Gleichwohl Wexman sowie sämtliche Barthes-Gegner die Existenz eines Autors im Filmkontext, oder besser die Existenz eines nicht-industriellen Urhebers eines filmischen Werks, nicht infrage stellen, scheint die genaue Zuweisung eines einzelnen Individuums als Autor beziehungsweise die Definition der Tätigkeiten eines Filmautors nicht eindeutig festzustehen. Deshalb ist es das Ziel, innerhalb einer kulturwissenschaftlichen Analyse vom Werk ausgehend die Positionierung des Regisseurs im filmischen Werk zu untersuchen und zu evaluieren, welche Strategien und Werkzeuge es gibt, die den Filmautor als theoretisches Konstrukt im Werk sichtbar machen und diesem eine Signatur verleihen. Die oben genannten Theorien dienen dabei als methodische Grundlage und sollen gegeneinander abgewogen und hinsichtlich ihrer Anwendbarkeit und Aktualität anhand von verschiedenen Filmbeispielen betrachtet werden.

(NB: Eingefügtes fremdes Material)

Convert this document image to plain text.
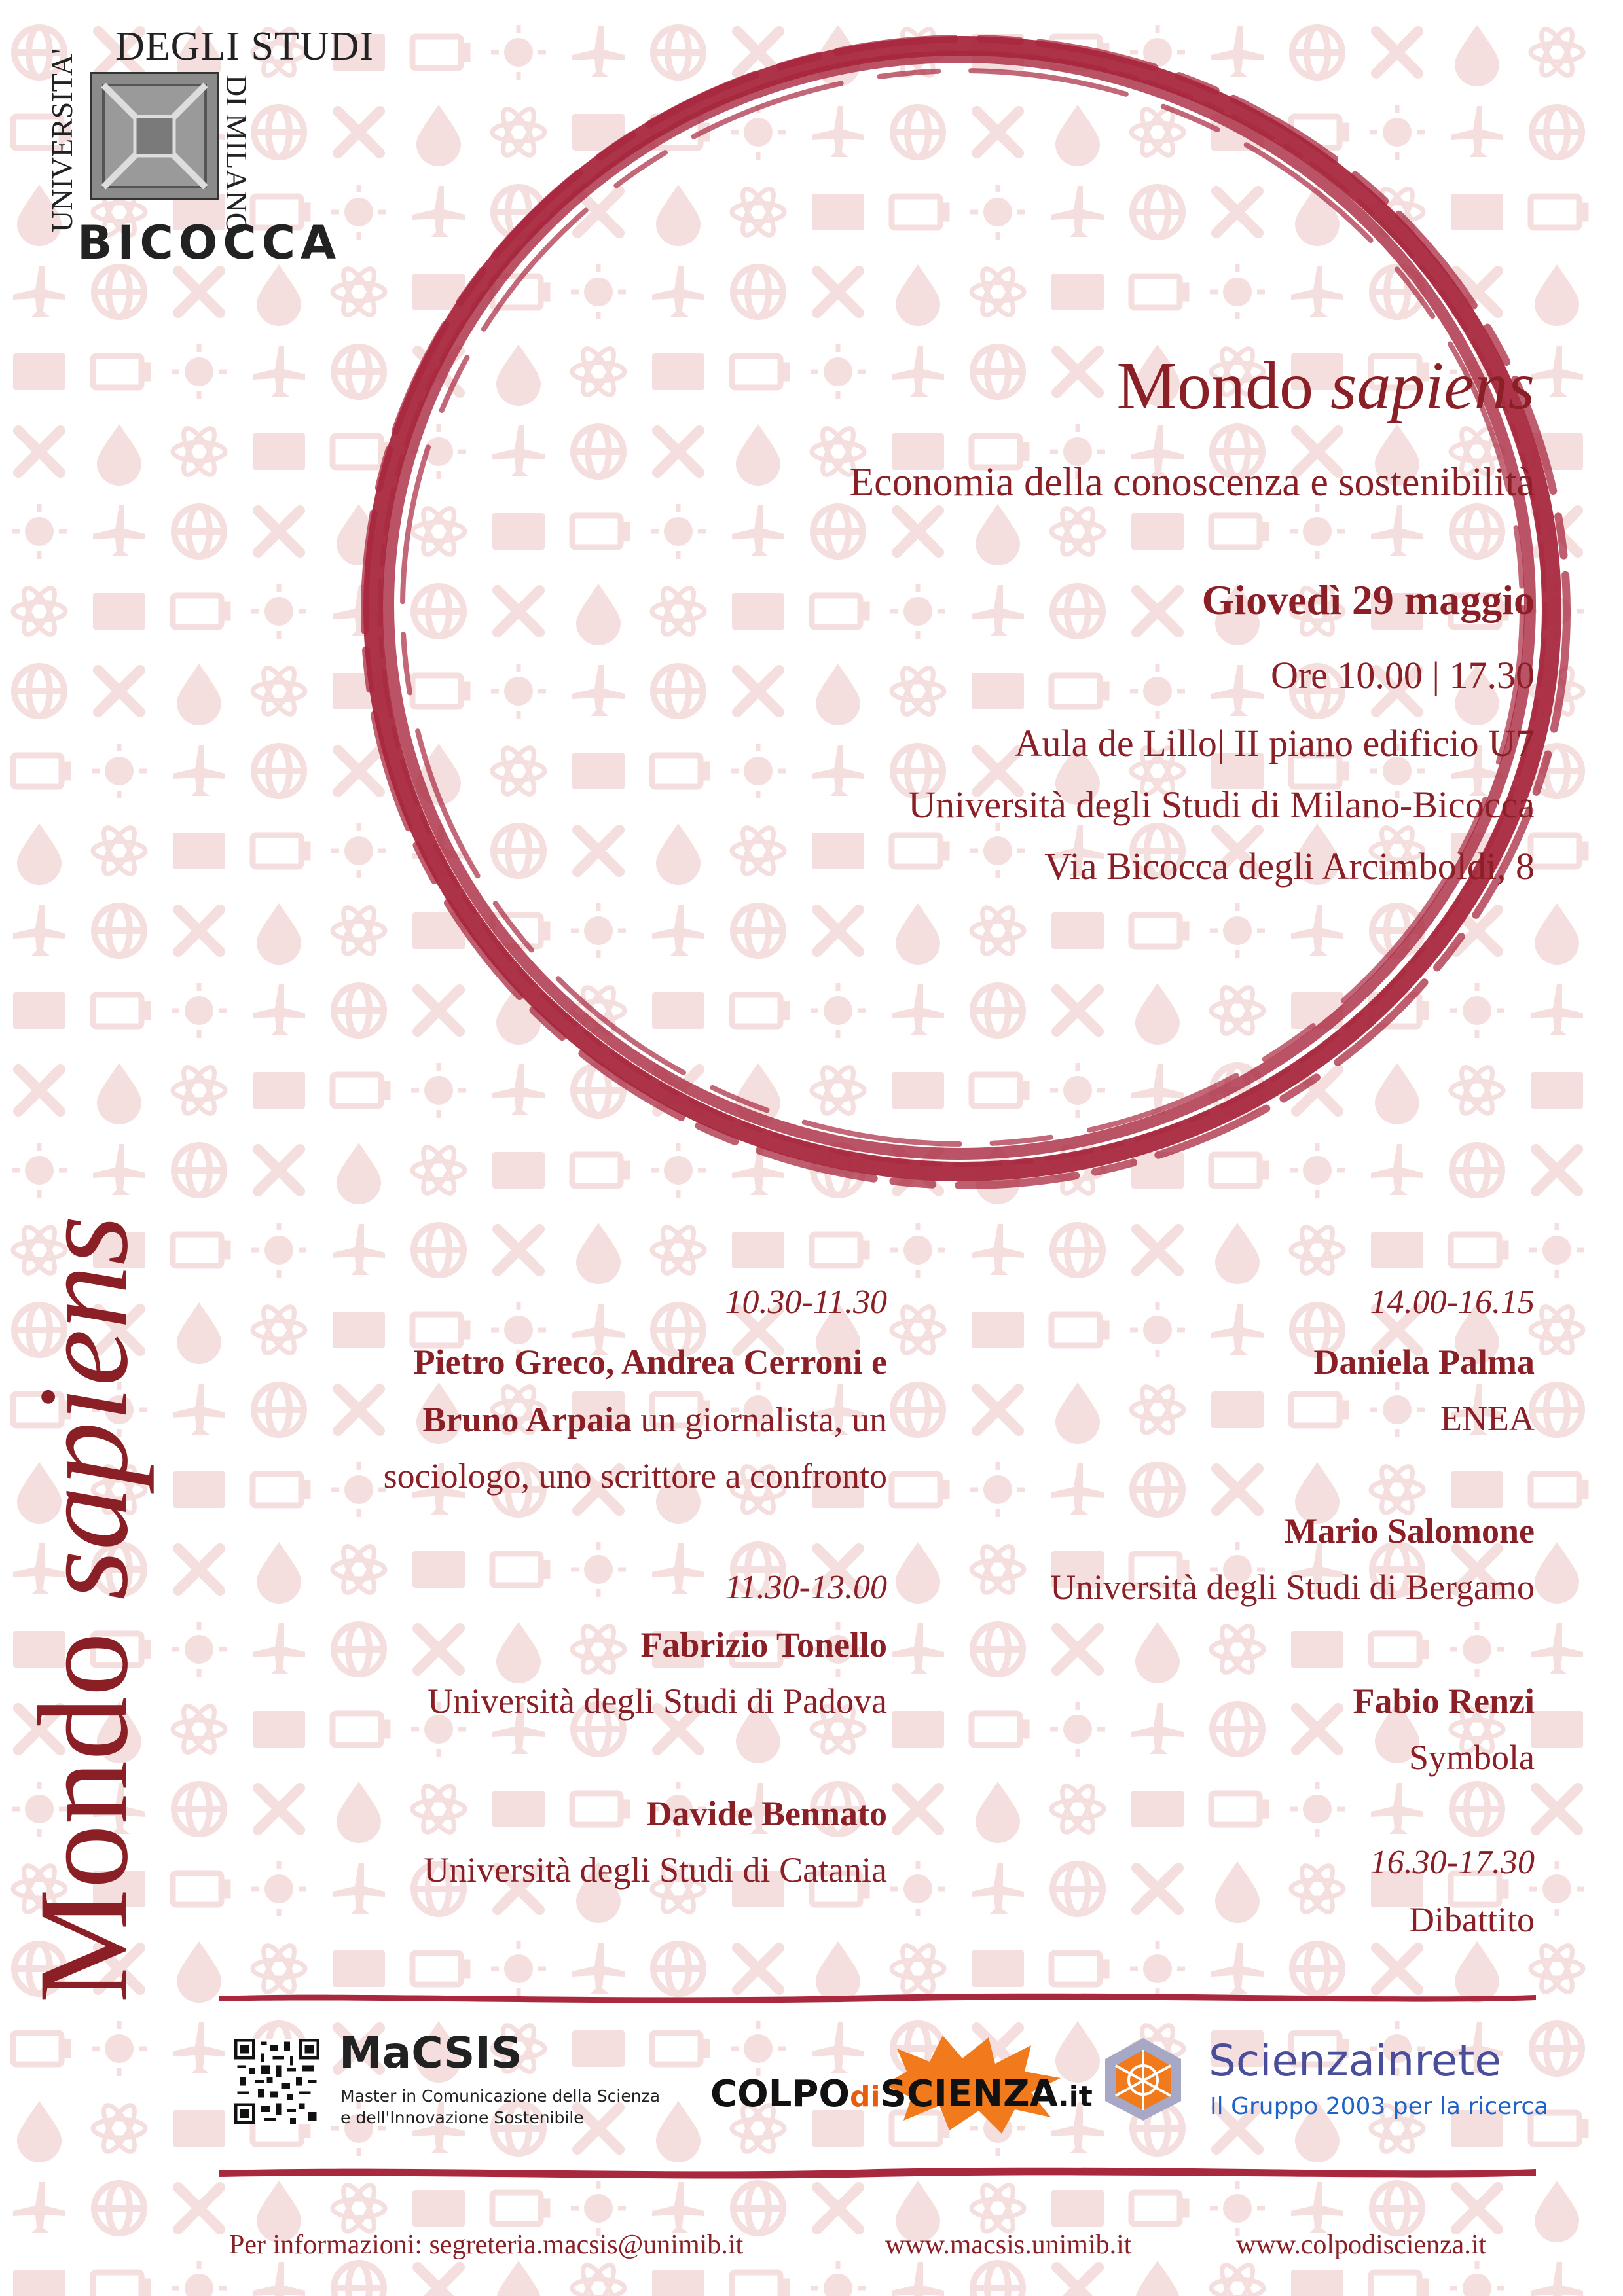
DEGLI STUDI
UNIVERSITA'	DI MILANO
BICOCCA
Mondo sapiens
Mondo sapiens
Economia della conoscenza e sostenibilità
Giovedì 29 maggio
Ore 10.00 | 17.30
Aula de Lillo| II piano edificio U7
Università degli Studi di Milano-Bicocca
Via Bicocca degli Arcimboldi, 8
10.30-11.30
Pietro Greco, Andrea Cerroni e
Bruno Arpaia un giornalista, un
sociologo, uno scrittore a confronto
11.30-13.00
Fabrizio Tonello
Università degli Studi di Padova
Davide Bennato
Università degli Studi di Catania
14.00-16.15
Daniela Palma
ENEA
Mario Salomone
Università degli Studi di Bergamo
Fabio Renzi
Symbola
16.30-17.30
Dibattito
MaCSIS
Master in Comunicazione della Scienza
e dell'Innovazione Sostenibile
COLPOdiSCIENZA.it
Scienzainrete
Il Gruppo 2003 per la ricerca
Per informazioni: segreteria.macsis@unimib.it	www.macsis.unimib.it	www.colpodiscienza.it
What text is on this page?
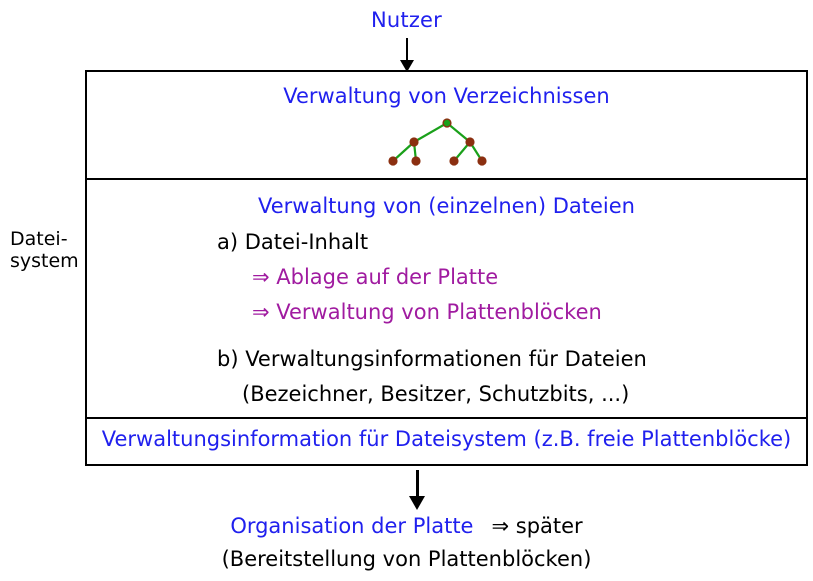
Nutzer
Datei-
system
Verwaltung von Verzeichnissen
Verwaltung von (einzelnen) Dateien
a) Datei-Inhalt
⇒ Ablage auf der Platte
⇒ Verwaltung von Plattenblöcken
b) Verwaltungsinformationen für Dateien
(Bezeichner, Besitzer, Schutzbits, ...)
Verwaltungsinformation für Dateisystem (z.B. freie Plattenblöcke)
Organisation der Platte ⇒ später
(Bereitstellung von Plattenblöcken)
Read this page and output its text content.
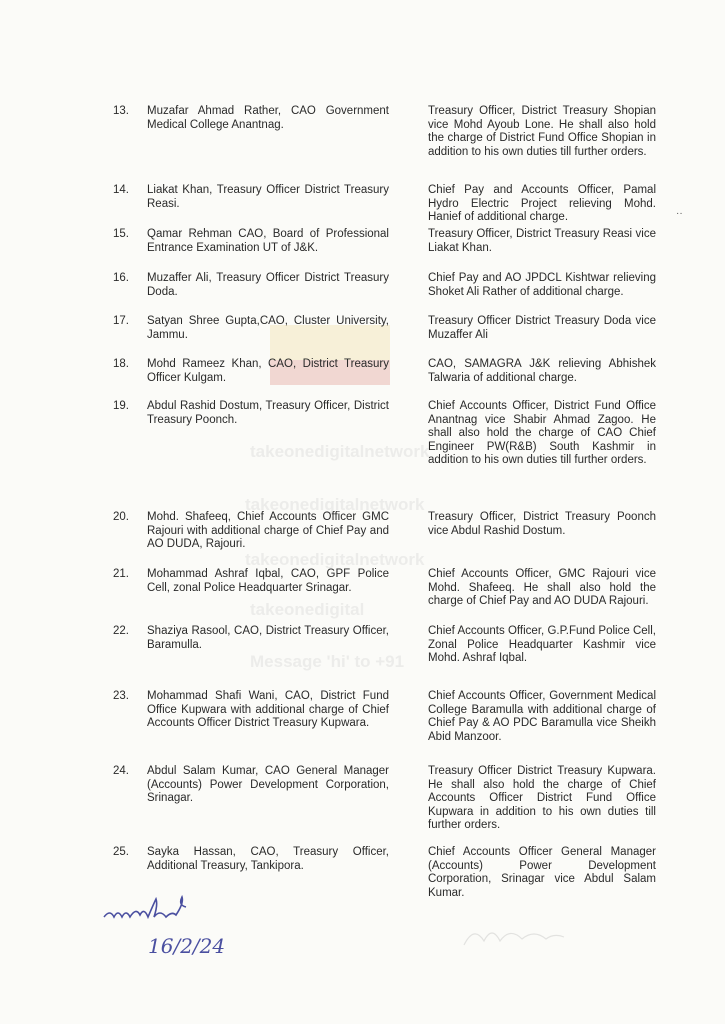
takeonedigitalnetwork
takeonedigitalnetwork
takeonedigitalnetwork
takeonedigital
Message 'hi' to +91
13. Muzafar Ahmad Rather, CAO Government Medical College Anantnag.
Treasury Officer, District Treasury Shopian vice Mohd Ayoub Lone. He shall also hold the charge of District Fund Office Shopian in addition to his own duties till further orders.
14. Liakat Khan, Treasury Officer District Treasury Reasi.
Chief Pay and Accounts Officer, Pamal Hydro Electric Project relieving Mohd. Hanief of additional charge.
15. Qamar Rehman CAO, Board of Professional Entrance Examination UT of J&K.
Treasury Officer, District Treasury Reasi vice Liakat Khan.
16. Muzaffer Ali, Treasury Officer District Treasury Doda.
Chief Pay and AO JPDCL Kishtwar relieving Shoket Ali Rather of additional charge.
17. Satyan Shree Gupta,CAO, Cluster University, Jammu.
Treasury Officer District Treasury Doda vice Muzaffer Ali
18. Mohd Rameez Khan, CAO, District Treasury Officer Kulgam.
CAO, SAMAGRA J&K relieving Abhishek Talwaria of additional charge.
19. Abdul Rashid Dostum, Treasury Officer, District Treasury Poonch.
Chief Accounts Officer, District Fund Office Anantnag vice Shabir Ahmad Zagoo. He shall also hold the charge of CAO Chief Engineer PW(R&B) South Kashmir in addition to his own duties till further orders.
20. Mohd. Shafeeq, Chief Accounts Officer GMC Rajouri with additional charge of Chief Pay and AO DUDA, Rajouri.
Treasury Officer, District Treasury Poonch vice Abdul Rashid Dostum.
21. Mohammad Ashraf Iqbal, CAO, GPF Police Cell, zonal Police Headquarter Srinagar.
Chief Accounts Officer, GMC Rajouri vice Mohd. Shafeeq. He shall also hold the charge of Chief Pay and AO DUDA Rajouri.
22. Shaziya Rasool, CAO, District Treasury Officer, Baramulla.
Chief Accounts Officer, G.P.Fund Police Cell, Zonal Police Headquarter Kashmir vice Mohd. Ashraf Iqbal.
23. Mohammad Shafi Wani, CAO, District Fund Office Kupwara with additional charge of Chief Accounts Officer District Treasury Kupwara.
Chief Accounts Officer, Government Medical College Baramulla with additional charge of Chief Pay & AO PDC Baramulla vice Sheikh Abid Manzoor.
24. Abdul Salam Kumar, CAO General Manager (Accounts) Power Development Corporation, Srinagar.
Treasury Officer District Treasury Kupwara. He shall also hold the charge of Chief Accounts Officer District Fund Office Kupwara in addition to his own duties till further orders.
25. Sayka Hassan, CAO, Treasury Officer, Additional Treasury, Tankipora.
Chief Accounts Officer General Manager (Accounts) Power Development Corporation, Srinagar vice Abdul Salam Kumar.
··
16/2/24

Ausgehend von der These, dass Regisseure in ihrer Existenz als Star Personas ihre Werke mit einer spezifischen Handschrift versehen und dadurch vor ihren Werken stehen, soll mithilfe einer theoretischen Filmanalyse der Leitfrage nachgegangen werden, wie sich Autorschaft im Film konstruiert. Konkret soll die Thematik anhand der Filme Vertigo von Alfred Hitchock, Pulp Fiction von Quentin Tarantino und Festen von Thomas Vinterberg untersucht werden.
2 Star Personas - Die Handschrift des Autors im Film
Die vorliegende Arbeit ist in zwei Teile gegliedert. Im ersten Teil sollen die wichtigsten theoretischen Modelle genauer beschrieben und aufeinander bezogen werden, um ein möglichst präzises Fundament für die nachfolgende Filmanalyse zu gewährleisten. Dazu gehören grundlegend die historische Entwicklung des Autorenfilms und die des Filmautors, wozu insbesondere Alexandre Astrucs Theorie des Autorenkinos und Roland Barthes Modell zur Autorschaft miteinander verknüpft beziehungsweise einander gegenübergestellt werden. Innerhalb dieser Diskussion kommen in dem theoretischen Teil der Arbeit neben dem zeitspezifischen Ansehen von Autorenfilmen ebenso die jeweils gegebenen Produktionsbedingungen ins Spiel. Als fundamentale Grundlage erweist sich dabei das von Lutz Nitsche verfasste und publizierte Buch Hitchcock - Greenaway - Tarantino. Paratextuelle Attraktionen des Autorenkinos. Ebenso stellen der Sammelband Film and Authorship von Virginia Wright Wexman und Richard Dyers Stars wichtige Bestandteile dieser Arbeit und der Diskussion um den Filmautor und dessen Star Persona dar.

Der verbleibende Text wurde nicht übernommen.